Enchant: Beauty and the Beast Retold (Romance a Medieval Fairytale #1)(6)






Eight

Zuleika took in a deep breath, as she always did when arriving at a new place. Except that this time, there was no air to breathe, only water. Deep beneath the surface, Zuleika's lungs filled with seawater, and she began to drown. Her flailing legs kicked something hard – the ship, or the seabed? She wasn't certain. Desperately, she drew a doorway, then another, and a third. No light meant no portal, and no portal meant she would die. Zuleika bit her finger, watching the blood stream in the current, as she drew a fourth doorway. She thought she glimpsed light, before her eyes were forced to close. It might have been a portal, or it might have been heaven beckoning her home. She wasn't sure which she welcomed most, but darkness dragged her down, and she knew no more.





Nine

When Zuleika regained consciousness, she couldn't feel her body. The one exception was her throat, which burned like she'd swallowed liquid fire. She coughed weakly, relieved to find her ears still worked.

"What is it?"

"Is it a bird?"

"No, I saw a flash, like lightning. That be no bird."

"It's a girl!"

"A corpse, more like. She's not moving."

"Her dress is soaked through. She'll freeze, laying out here in the snow like that. Feel her skin. Cold as ice, she is."

"See? A corpse, like I told you."

"She's no corpse, you old fool! She still draws breath. We better get her inside and warm before she perishes of cold."

"But the master…"

Zuleika heard what sounded like a slap.

"Shhh. You'll scare the maid to death."

Zuleika wanted to tell her rescuers that she feared little any more, but her voice died in her damaged throat. For when she opened her eyes, she saw no one at all. Nothing but a walled garden, shrouded in snow. Her eyes drifted shut, and the darkness embraced her once more.





Ten

"With respect, master, it won't be enough. One, perhaps two more ships, and the cellars will be full. Your storehouses were full months ago. If we don't find a way to shift this cargo off the island soon – "

A bolt of what appeared to be purple lightning arrowed down from the cloudless sky, followed by a sharp crack that echoed off the courtyard walls.

Vardan waved Rolf into silence. "What in heaven's name was that?" the prince asked.

"Hopefully not something in the cellar," Rolf said drily.

Vardan laughed. "I hope you're right, my friend." He clapped his steward on the back and hurried to the nearest window overlooking the rose garden. At least, the expanse of snow smothering his grandmother's garden.

"It's a girl!" Inga exclaimed.

Vardan stared. Sure enough, the housekeeper was right. Lying on the snow was a woman whose scarlet dress made it look like she lay in a pool of blood. Perhaps she did.

"Is she hurt?" Vardan demanded.

Sven, the gardener, muttered something unintelligible.

"I don't think so, master," Inga called up. "Cold, yes, frozen nigh to death in her wet things outside in this weather, but her eyes opened for a moment there, and she still draws breath. We must get her inside before she takes a chill, if she hasn’t already."

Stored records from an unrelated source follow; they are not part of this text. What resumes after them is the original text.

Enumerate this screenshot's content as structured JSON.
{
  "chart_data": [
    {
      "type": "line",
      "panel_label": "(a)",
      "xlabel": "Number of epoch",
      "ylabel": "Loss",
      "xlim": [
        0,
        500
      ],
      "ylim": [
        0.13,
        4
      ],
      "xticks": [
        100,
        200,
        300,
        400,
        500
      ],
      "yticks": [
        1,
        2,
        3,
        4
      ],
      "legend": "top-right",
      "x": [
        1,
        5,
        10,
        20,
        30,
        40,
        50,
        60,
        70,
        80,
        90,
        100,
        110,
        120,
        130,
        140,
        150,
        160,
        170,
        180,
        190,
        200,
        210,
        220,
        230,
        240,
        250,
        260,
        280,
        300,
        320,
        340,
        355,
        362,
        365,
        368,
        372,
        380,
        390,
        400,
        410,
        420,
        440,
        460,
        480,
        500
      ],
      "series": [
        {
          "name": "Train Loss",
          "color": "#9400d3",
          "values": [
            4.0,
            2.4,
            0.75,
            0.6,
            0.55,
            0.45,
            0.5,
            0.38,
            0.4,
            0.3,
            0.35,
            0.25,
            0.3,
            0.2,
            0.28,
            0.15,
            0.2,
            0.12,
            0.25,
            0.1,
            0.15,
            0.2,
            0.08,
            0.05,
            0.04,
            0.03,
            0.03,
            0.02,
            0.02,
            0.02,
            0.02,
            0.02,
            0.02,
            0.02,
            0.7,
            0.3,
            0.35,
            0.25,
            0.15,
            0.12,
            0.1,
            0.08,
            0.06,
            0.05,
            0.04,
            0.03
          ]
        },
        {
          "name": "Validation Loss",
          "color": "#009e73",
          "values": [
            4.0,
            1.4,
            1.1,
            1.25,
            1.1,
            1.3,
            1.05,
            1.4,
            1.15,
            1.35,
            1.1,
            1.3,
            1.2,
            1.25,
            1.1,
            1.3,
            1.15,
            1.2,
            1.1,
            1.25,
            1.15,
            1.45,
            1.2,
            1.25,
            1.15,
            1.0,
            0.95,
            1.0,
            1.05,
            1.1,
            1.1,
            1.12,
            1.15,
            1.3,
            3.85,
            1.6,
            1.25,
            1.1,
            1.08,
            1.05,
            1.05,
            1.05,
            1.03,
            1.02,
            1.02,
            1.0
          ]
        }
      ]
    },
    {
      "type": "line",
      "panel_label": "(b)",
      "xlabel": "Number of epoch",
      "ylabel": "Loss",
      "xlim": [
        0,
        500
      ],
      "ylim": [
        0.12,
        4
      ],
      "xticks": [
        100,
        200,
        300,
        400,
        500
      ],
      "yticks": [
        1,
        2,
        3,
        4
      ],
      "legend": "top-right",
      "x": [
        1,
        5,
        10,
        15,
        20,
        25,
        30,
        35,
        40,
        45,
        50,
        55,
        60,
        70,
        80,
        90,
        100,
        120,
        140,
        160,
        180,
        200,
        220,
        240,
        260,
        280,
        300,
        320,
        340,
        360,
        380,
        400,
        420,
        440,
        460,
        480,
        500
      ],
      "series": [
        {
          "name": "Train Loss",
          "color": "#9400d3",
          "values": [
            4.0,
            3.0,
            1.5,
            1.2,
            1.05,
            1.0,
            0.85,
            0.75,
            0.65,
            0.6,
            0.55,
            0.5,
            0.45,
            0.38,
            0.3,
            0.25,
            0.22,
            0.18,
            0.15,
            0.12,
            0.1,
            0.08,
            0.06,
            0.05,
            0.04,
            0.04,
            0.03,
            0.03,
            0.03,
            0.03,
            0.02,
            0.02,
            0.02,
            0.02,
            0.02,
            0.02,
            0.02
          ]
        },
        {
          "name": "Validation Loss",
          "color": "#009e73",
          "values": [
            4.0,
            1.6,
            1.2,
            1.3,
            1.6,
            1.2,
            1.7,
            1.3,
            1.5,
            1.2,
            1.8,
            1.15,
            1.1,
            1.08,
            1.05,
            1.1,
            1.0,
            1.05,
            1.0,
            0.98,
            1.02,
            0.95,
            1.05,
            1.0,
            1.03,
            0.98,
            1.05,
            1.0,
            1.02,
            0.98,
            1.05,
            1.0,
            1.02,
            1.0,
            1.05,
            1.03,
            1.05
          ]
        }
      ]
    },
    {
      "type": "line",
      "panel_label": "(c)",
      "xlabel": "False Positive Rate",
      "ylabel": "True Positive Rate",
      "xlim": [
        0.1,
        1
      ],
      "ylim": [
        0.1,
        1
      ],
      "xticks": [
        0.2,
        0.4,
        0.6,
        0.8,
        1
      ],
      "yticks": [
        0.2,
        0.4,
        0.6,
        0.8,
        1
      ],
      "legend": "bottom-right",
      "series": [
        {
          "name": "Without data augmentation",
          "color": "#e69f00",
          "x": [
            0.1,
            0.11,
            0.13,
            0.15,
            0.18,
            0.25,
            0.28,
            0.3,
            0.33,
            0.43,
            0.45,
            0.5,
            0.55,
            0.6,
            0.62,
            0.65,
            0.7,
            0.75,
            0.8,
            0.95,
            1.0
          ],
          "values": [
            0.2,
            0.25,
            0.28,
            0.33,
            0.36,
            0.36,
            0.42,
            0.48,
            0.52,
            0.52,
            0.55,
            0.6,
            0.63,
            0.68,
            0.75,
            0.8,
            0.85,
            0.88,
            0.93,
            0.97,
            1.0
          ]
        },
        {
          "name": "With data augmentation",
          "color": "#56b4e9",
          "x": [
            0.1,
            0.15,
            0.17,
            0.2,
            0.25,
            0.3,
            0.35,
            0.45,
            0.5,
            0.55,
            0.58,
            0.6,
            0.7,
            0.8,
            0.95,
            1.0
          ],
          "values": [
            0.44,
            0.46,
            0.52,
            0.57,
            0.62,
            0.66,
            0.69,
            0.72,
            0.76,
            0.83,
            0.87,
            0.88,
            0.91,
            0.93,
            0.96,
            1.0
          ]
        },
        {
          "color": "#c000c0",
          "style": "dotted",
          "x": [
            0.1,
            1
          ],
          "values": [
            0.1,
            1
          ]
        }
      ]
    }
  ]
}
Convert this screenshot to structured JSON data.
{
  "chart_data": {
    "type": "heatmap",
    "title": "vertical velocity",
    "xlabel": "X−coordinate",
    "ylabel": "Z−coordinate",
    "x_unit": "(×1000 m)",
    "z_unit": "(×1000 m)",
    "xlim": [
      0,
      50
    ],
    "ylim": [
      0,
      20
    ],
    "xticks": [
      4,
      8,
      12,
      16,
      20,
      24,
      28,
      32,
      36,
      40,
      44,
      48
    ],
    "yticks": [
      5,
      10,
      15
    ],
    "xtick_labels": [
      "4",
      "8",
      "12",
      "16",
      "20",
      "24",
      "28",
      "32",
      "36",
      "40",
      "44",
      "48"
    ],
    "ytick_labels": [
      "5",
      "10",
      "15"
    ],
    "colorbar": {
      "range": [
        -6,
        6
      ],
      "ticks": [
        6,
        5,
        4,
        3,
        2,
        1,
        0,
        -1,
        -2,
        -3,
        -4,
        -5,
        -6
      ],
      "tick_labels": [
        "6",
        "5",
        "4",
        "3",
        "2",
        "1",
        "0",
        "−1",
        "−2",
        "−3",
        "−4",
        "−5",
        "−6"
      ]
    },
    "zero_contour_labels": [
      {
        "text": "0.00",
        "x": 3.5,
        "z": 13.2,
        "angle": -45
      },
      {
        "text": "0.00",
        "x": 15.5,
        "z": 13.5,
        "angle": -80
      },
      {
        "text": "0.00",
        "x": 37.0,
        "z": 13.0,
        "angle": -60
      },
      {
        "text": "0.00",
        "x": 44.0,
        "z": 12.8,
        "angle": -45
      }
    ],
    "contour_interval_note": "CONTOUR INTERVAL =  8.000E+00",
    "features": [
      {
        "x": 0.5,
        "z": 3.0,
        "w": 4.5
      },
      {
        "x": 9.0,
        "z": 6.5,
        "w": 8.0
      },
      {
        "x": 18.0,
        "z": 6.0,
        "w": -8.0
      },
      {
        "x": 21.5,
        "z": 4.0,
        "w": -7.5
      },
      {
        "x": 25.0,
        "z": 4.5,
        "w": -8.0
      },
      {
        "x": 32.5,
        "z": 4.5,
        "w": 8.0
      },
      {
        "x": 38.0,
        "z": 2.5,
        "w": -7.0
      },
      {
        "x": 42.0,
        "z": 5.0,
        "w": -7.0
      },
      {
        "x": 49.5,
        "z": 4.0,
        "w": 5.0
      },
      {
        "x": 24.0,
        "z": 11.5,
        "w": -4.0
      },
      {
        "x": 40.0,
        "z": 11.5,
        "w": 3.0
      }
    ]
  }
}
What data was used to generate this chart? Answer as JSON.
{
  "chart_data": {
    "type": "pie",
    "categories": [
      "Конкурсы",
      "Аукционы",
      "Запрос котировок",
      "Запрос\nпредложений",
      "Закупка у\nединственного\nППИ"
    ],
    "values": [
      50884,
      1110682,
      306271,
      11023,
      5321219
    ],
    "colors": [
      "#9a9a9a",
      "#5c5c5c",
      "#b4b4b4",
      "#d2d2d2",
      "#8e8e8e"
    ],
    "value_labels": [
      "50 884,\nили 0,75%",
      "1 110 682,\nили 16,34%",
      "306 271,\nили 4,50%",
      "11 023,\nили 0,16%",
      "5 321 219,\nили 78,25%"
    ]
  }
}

Most men would have called for more servants, Vardan knew, but he wasn't most men, and he was curious. Just as lightning did not strike out of a clear sky, women dressed in scarlet did not suddenly appear in rose gardens. Vardan smelled magic at work, but he wasn't yet certain whether it was good or ill. After what had befallen him, he no longer had any love for magic or those who practiced it.

He took the steps two at a time until he reached the garden, then trudged through the snow to where he could look upon the strange woman's face.

What he'd taken for a dark veil was instead the girl's unbound hair, as rich and dark as the sable furs in his nearly full cellar. He wondered idly whether her hair was also as silky to the touch. His hand reached out almost of its own accord.

"She's quite the beauty, isn't she, master? Though she's mighty pale. Perhaps it's the cold. With a little colour in her cheeks, there wouldn't be a man in the kingdom who could ignore her when she walks by," Inga said, as if reading his thoughts.

"She would not walk," Vardan found himself saying. "She would ride. A horse fit for a queen."

Inga cleared her throat. "Before you go riding with her, master, we must get her warm. Inside. For that we need a strong man more than a horse who can carry the maid – "

"I'll do it," he said. The girl was surprisingly heavy in his arms, but he realised that most of the weight was her waterlogged, half frozen clothes. "Have a room prepared for her. In the meantime, I will take her to my bed – "

Inga made a disapproving sound. "The queen's bedchamber would be better, master."

Though his grandmother no longer lived, they would always think of her favourite rooms as the queen's chambers. "Yes. Of course, you are right. I shall take her there."

He carried the mysterious girl up the steps to the corridor his grandmother had claimed as her own. The windowless bedchamber was exactly as she had left it, right down to her shell combs on the table.

"Put her on the bed, master," Inga ordered, and the prince obeyed.